We believe that companies should be as transparent as possible about their financial dealings. At home/school/life, we’ve tried hard to find ways of supporting the magazine that we feel good about, and we will never trade editorial coverage for money, period. We know we're pretty picky about things like advertisers and product reviews, but we're comfortable with that. We pay our writers, buy photos, and keep our website up and running in a few different ways. We don’t make a lot of money from affiliate links, but because they can be so controversial, we want to be upfront about our affiliate links and how we use them. You probably know that affiliate links work a lot like referral fees: If you click on a book recommendation on our blog and buy the book through Amazon, a small percentage (usually less than $1) from your purchase goes into the home/school/life account. Do you have to click on the links? Nope — see below — we try to give you enough info so that you can Google the product yourself if you prefer not to support the magazine this way. But we sure do appreciate it when you do use them.
In the coming months, you’ll see a few more affiliate links in posts — and you’ll know that you’re seeing them because there will be a note at the end of every post that contains them, letting you know that there are affiliate links in that post.
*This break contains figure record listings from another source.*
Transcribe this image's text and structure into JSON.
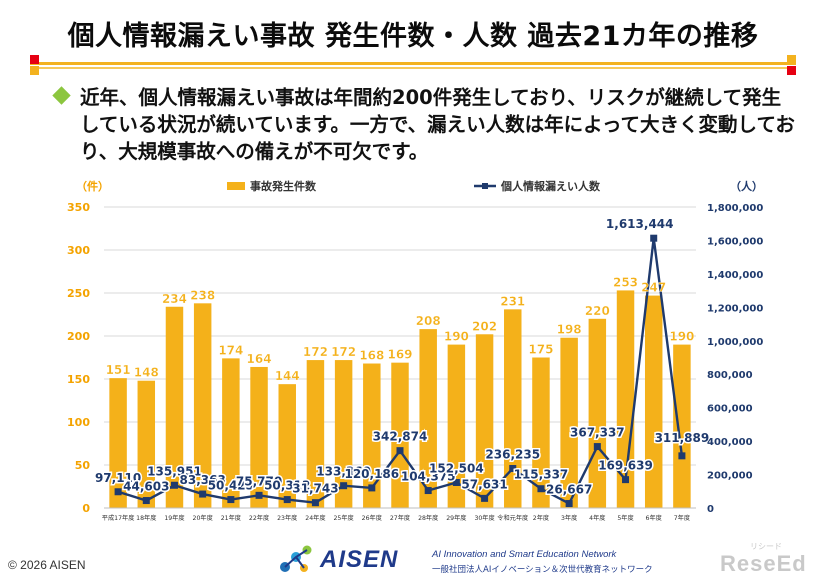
{
  "title": "個人情報漏えい事故 発生件数・人数 過去21カ年の推移",
  "bullet": "近年、個人情報漏えい事故は年間約200件発生しており、リスクが継続して発生している状況が続いています。一方で、漏えい人数は年によって大きく変動しており、大規模事故への備えが不可欠です。",
  "colors": {
    "bar": "#f4b11a",
    "line": "#1f3a6d",
    "accent_red": "#e60012",
    "accent_yellow": "#f3b21f",
    "bullet_green": "#8cc63f"
  },
  "chart_data": {
    "type": "bar+line",
    "left_unit": "（件）",
    "right_unit": "（人）",
    "categories": [
      "平成17年度",
      "18年度",
      "19年度",
      "20年度",
      "21年度",
      "22年度",
      "23年度",
      "24年度",
      "25年度",
      "26年度",
      "27年度",
      "28年度",
      "29年度",
      "30年度",
      "令和元年度",
      "2年度",
      "3年度",
      "4年度",
      "5年度",
      "6年度",
      "7年度"
    ],
    "series": [
      {
        "name": "事故発生件数",
        "type": "bar",
        "axis": "left",
        "values": [
          151,
          148,
          234,
          238,
          174,
          164,
          144,
          172,
          172,
          168,
          169,
          208,
          190,
          202,
          231,
          175,
          198,
          220,
          253,
          247,
          190
        ]
      },
      {
        "name": "個人情報漏えい人数",
        "type": "line",
        "axis": "right",
        "values": [
          97110,
          44603,
          135951,
          83363,
          50423,
          75770,
          50312,
          31743,
          133360,
          120186,
          342874,
          104375,
          152504,
          57631,
          236235,
          115337,
          26667,
          367337,
          169639,
          1613444,
          311889
        ]
      }
    ],
    "bar_labels": [
      "151",
      "148",
      "234",
      "238",
      "174",
      "164",
      "144",
      "172",
      "172",
      "168",
      "169",
      "208",
      "190",
      "202",
      "231",
      "175",
      "198",
      "220",
      "253",
      "247",
      "190"
    ],
    "line_labels": [
      "97,110",
      "44,603",
      "135,951",
      "83,363",
      "50,423",
      "75,770",
      "50,312",
      "31,743",
      "133,360",
      "120,186",
      "342,874",
      "104,375",
      "152,504",
      "57,631",
      "236,235",
      "115,337",
      "26,667",
      "367,337",
      "169,639",
      "1,613,444",
      "311,889"
    ],
    "left_ticks": [
      "0",
      "50",
      "100",
      "150",
      "200",
      "250",
      "300",
      "350"
    ],
    "right_ticks": [
      "0",
      "200,000",
      "400,000",
      "600,000",
      "800,000",
      "1,000,000",
      "1,200,000",
      "1,400,000",
      "1,600,000",
      "1,800,000"
    ],
    "ylim_left": [
      0,
      350
    ],
    "ylim_right": [
      0,
      1800000
    ],
    "legend_position": "top"
  },
  "footer": {
    "copyright": "© 2026 AISEN",
    "logo_name": "AISEN",
    "logo_sub1": "AI Innovation and Smart Education Network",
    "logo_sub2": "一般社団法人AIイノベーション＆次世代教育ネットワーク"
  },
  "watermark": {
    "main": "ReseEd",
    "small": "リシード"
  }
}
Why would we start including affiliate links when we haven’t used them much in the past? Well, we’d like to be able to hire another full-time writer for the magazine and possibly start moving toward putting out a print edition, and we’re hoping that these kinds of links might help move us closer toward that goal.
Here’s what we promise about affiliate links:
- We only support affiliate links with companies that we have personal, positive experience with.
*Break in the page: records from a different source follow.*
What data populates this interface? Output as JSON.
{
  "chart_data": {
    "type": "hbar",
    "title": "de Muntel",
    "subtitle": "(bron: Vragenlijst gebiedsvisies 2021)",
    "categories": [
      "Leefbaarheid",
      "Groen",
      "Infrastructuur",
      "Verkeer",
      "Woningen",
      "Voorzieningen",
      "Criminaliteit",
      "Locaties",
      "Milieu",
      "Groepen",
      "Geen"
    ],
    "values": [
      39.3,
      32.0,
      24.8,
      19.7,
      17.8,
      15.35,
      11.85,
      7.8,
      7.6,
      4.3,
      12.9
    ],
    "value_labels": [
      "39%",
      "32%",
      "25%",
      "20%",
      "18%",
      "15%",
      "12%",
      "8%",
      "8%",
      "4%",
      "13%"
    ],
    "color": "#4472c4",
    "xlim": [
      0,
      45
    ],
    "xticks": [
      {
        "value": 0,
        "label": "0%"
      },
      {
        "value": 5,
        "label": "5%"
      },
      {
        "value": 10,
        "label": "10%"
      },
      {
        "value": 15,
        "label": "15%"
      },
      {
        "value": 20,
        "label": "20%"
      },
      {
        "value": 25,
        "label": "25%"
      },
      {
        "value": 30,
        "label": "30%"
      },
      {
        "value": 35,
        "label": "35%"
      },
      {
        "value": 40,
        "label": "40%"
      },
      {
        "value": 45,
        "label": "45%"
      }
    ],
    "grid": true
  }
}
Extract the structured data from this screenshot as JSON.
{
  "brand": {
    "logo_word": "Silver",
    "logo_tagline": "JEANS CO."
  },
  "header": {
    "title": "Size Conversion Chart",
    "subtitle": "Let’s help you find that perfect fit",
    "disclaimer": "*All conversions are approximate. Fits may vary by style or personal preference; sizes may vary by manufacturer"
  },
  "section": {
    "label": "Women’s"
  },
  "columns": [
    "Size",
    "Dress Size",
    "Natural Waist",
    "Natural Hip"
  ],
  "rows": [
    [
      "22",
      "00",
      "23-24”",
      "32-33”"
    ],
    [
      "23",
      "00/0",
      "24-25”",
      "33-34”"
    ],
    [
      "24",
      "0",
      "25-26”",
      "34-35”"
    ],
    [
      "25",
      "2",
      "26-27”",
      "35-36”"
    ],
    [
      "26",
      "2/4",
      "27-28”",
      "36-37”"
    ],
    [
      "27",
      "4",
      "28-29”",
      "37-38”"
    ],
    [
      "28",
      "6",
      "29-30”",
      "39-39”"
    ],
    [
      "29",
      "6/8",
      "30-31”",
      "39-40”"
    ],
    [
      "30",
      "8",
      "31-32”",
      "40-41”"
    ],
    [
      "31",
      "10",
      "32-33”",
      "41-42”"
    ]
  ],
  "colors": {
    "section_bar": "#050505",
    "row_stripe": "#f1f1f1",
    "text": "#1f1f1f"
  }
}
- Any time we use an affiliate link in the post, we will let you know that post contains affiliate links. (If you aren’t sure, hover over the link and look for an amazon at the beginning — those are giveaways that the link is an affiliate link.)
Here’s what we won’t do:
- Give vague information that forces you to click on an affiliate link if you want to see what we’re talking about. (We’ll say “Possession may be Amy’s all-time favorite book” or "this grass green bulky (superwash, yay!) yarn" never a sneaky “This may be Amy’s all-time favorite book" or "this yarn." We're not going to force you to click on an affiliate link to follow the conversation.
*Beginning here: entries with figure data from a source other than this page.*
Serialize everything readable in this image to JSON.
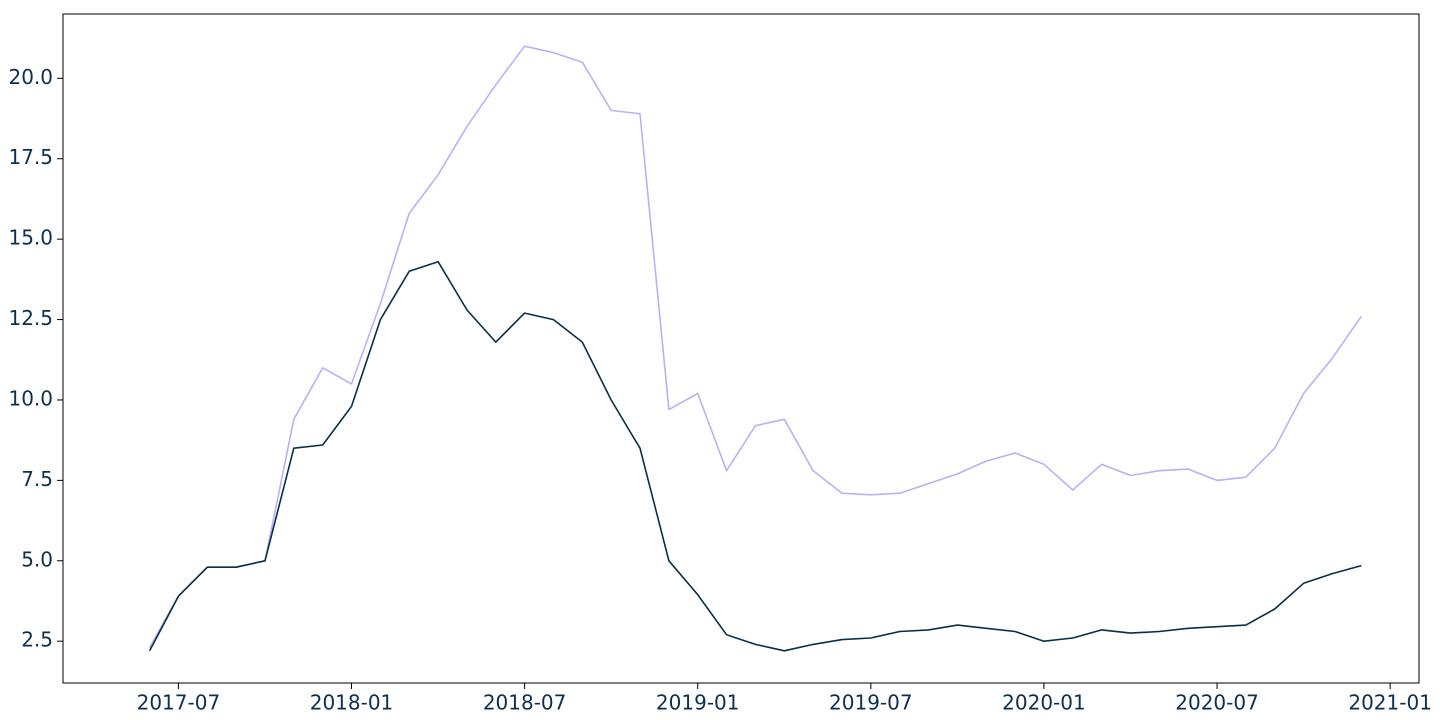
{
  "chart_data": {
    "type": "line",
    "x": [
      "2017-06",
      "2017-07",
      "2017-08",
      "2017-09",
      "2017-10",
      "2017-11",
      "2017-12",
      "2018-01",
      "2018-02",
      "2018-03",
      "2018-04",
      "2018-05",
      "2018-06",
      "2018-07",
      "2018-08",
      "2018-09",
      "2018-10",
      "2018-11",
      "2018-12",
      "2019-01",
      "2019-02",
      "2019-03",
      "2019-04",
      "2019-05",
      "2019-06",
      "2019-07",
      "2019-08",
      "2019-09",
      "2019-10",
      "2019-11",
      "2019-12",
      "2020-01",
      "2020-02",
      "2020-03",
      "2020-04",
      "2020-05",
      "2020-06",
      "2020-07",
      "2020-08",
      "2020-09",
      "2020-10",
      "2020-11",
      "2020-12"
    ],
    "series": [
      {
        "color": "#bbb0f8",
        "values": [
          2.3,
          3.9,
          4.8,
          4.8,
          5.0,
          9.4,
          11.0,
          10.5,
          13.0,
          15.8,
          17.0,
          18.5,
          19.8,
          21.0,
          20.8,
          20.5,
          19.0,
          18.9,
          9.7,
          10.2,
          7.8,
          9.2,
          9.4,
          7.8,
          7.1,
          7.05,
          7.1,
          7.4,
          7.7,
          8.1,
          8.35,
          8.0,
          7.2,
          8.0,
          7.65,
          7.8,
          7.85,
          7.5,
          7.6,
          8.5,
          10.2,
          11.3,
          12.6
        ]
      },
      {
        "color": "#06304a",
        "values": [
          2.2,
          3.9,
          4.8,
          4.8,
          5.0,
          8.5,
          8.6,
          9.8,
          12.5,
          14.0,
          14.3,
          12.8,
          11.8,
          12.7,
          12.5,
          11.8,
          10.0,
          8.5,
          5.0,
          3.95,
          2.7,
          2.4,
          2.2,
          2.4,
          2.55,
          2.6,
          2.8,
          2.85,
          3.0,
          2.9,
          2.8,
          2.5,
          2.6,
          2.85,
          2.75,
          2.8,
          2.9,
          2.95,
          3.0,
          3.5,
          4.3,
          4.6,
          4.85
        ]
      }
    ],
    "xlim": [
      "2017-03",
      "2021-02"
    ],
    "xticks": [
      "2017-07",
      "2018-01",
      "2018-07",
      "2019-01",
      "2019-07",
      "2020-01",
      "2020-07",
      "2021-01"
    ],
    "ylim": [
      1.2,
      22.0
    ],
    "yticks": [
      2.5,
      {
        "value": 5,
        "label": "5.0"
      },
      7.5,
      {
        "value": 10,
        "label": "10.0"
      },
      12.5,
      {
        "value": 15,
        "label": "15.0"
      },
      17.5,
      {
        "value": 20,
        "label": "20.0"
      }
    ]
  }
}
- Not link to something if we can’t use an affiliate link. We love these grammar mugs, the podcast On Being, and pretty much every knitting pattern Martina Behm has managed to come up with, and we're going to talk about them even though none of them are home/school/life affiliates. — We’ll only use affiliate links in situations where they happen to exist for something we’re writing about anyway.
Here’s who our affiliates are:
(We’ll update this list if we add or drop affiliates in the future.)
- Amazon :: This one is probably pretty obvious, but we’re big fans of the variety of books and movies available on Amazon.com. And, you may have noticed, we recommend a lot of books.